Contudo, naquela noite de junho, foi com uma sensação de confiança e alegre antecipação que, depois de passar pela "cozinha" (saia onde ficam as mesas públicas), entrou na sala privada e trocou um milhão de francos em fichas de cinqüenta mil e sentou-se ao lado do chef de partie da primeira mesa de roleta.
Pediu emprestada a agenda do chef e estudou todas as rodadas da bolinha, desde que a sessão começara, às três horas da tarde. Sempre fazia isto, mesmo sabendo que cada virada da roda, que cada caída da bolinha dentro de uma concavidade com um número, não tinha relação absolutamente nenhuma com a precedente. Aceitava sem problemas a idéia de que o jogo recomeça cada vez que o croupier pega a bolinha de marfim branco com a mão direita, gira a roleta no sentido horário com a mesma mão e, num terceiro movimento também com a mão direita, joga a bolinha em sentido anti-horário no anel que cerca a roda da roleta.
É óbvio que todo esse ritual e todas essas minúcias mecânicas da roda e do cilindro, mais as marcações dos números, foram de tal maneira aperfeiçoadas nos últimos anos, que não é mais possível, nem com a prática do croupier nem com uma eventual indecisão ao dar impulso à roda, impedir que a bolinha caia no número que a sorte mandar. Mesmo assim, há uma convenção entre os jogadores de roleta — e Bond a seguia religiosamente — de anotar o histórico inteirinho de cada sessão e de se guiar pela menor peculiaridade observada no girar da roda. Por exemplo, é importante levar em consideração seqüências de mais de dois em um mesmo número ou de mais de quatro noutras chances, até chegar a contas redondas.
Bond não defendia este princípio. Simplesmente acreditava que, quanto mais esforço e engenho você coloca no jogo, mais você tira dele.

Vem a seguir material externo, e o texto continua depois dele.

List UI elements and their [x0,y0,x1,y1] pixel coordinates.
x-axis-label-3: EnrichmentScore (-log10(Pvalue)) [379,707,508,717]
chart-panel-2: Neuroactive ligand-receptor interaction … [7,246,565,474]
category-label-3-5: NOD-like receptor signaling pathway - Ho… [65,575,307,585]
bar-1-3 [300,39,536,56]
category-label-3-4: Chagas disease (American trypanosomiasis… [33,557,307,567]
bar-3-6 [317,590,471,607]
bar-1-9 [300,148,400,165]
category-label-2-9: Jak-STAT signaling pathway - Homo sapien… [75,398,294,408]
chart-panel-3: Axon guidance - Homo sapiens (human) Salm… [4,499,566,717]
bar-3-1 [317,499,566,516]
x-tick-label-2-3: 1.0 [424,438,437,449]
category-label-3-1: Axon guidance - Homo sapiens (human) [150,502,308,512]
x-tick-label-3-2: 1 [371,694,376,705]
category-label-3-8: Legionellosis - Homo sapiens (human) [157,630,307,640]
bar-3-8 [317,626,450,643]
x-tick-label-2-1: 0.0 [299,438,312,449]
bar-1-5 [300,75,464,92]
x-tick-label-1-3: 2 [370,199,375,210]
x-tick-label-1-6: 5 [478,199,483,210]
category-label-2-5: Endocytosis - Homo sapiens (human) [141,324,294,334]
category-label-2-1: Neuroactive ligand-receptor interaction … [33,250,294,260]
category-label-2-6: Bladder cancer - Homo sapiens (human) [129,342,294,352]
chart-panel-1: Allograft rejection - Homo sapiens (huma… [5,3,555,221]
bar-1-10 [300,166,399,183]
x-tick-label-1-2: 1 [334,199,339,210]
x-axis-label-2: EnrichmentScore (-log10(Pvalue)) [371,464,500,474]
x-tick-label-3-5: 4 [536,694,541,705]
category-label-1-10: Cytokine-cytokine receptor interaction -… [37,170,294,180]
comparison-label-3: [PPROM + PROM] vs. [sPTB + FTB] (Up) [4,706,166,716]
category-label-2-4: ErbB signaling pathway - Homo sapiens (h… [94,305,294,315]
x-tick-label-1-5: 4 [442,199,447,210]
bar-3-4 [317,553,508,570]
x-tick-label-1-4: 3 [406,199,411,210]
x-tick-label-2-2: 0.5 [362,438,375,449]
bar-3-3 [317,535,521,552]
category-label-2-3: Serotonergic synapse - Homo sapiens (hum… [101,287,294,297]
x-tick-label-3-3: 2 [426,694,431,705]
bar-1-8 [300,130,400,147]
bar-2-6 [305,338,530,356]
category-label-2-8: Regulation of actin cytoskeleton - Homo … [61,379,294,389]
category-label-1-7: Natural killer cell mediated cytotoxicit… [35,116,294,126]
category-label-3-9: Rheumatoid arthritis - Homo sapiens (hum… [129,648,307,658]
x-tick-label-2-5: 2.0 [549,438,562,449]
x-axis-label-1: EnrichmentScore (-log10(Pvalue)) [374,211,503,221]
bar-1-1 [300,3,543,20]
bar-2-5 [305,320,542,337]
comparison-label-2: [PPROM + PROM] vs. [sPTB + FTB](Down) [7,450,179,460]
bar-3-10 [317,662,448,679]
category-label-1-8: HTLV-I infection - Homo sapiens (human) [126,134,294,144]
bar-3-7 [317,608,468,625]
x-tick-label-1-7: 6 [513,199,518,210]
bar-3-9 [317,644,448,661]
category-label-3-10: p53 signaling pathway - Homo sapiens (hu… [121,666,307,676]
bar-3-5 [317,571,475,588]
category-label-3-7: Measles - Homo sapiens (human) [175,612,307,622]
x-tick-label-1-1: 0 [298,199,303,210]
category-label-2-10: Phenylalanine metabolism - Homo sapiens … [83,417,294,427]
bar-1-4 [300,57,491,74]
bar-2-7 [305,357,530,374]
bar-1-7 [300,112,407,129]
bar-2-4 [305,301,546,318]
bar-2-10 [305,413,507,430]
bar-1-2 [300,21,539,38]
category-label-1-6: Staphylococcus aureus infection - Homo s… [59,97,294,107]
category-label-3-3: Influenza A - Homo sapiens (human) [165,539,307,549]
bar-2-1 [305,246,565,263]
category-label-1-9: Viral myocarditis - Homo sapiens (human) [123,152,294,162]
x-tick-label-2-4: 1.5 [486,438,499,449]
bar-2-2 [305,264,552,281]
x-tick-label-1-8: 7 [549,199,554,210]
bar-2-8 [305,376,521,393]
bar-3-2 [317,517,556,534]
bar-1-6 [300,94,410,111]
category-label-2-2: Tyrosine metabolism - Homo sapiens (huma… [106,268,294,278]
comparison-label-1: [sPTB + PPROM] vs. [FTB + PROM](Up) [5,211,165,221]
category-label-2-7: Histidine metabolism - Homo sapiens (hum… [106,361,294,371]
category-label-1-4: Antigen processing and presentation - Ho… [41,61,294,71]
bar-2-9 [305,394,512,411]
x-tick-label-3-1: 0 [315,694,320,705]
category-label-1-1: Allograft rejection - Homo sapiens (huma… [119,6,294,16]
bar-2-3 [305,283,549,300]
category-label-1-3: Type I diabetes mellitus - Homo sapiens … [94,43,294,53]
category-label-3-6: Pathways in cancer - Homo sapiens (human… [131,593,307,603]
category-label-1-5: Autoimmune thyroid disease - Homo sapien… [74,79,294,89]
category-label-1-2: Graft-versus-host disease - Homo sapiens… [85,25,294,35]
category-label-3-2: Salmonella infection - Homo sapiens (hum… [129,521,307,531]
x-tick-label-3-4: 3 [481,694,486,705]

No histórico daquela mesa em que se sentara, onde o jogo já começara desde três horas, Bond pouca coisa viu de interessante, a não ser que a última dúzia estava um pouco desfavorecida nas últimas jogadas. Costumava jogar sempre de acordo com a roda, e somente ir contra seus planos prévios, começando um novo sistema, depois que aparecesse um zero. Desta maneira decidiu jogar seu sistema favorito e cobrir duas dúzias — neste caso as duas primeiras — cada qual com o máximo: cem mil francos. Assim, ficava com dois terços da mesa cobertos (menos o zero) e, desde que as dúzias pagam na proporção de dois para um, ganharia cem mil francos cada vez que desse qualquer número abaixo de 25.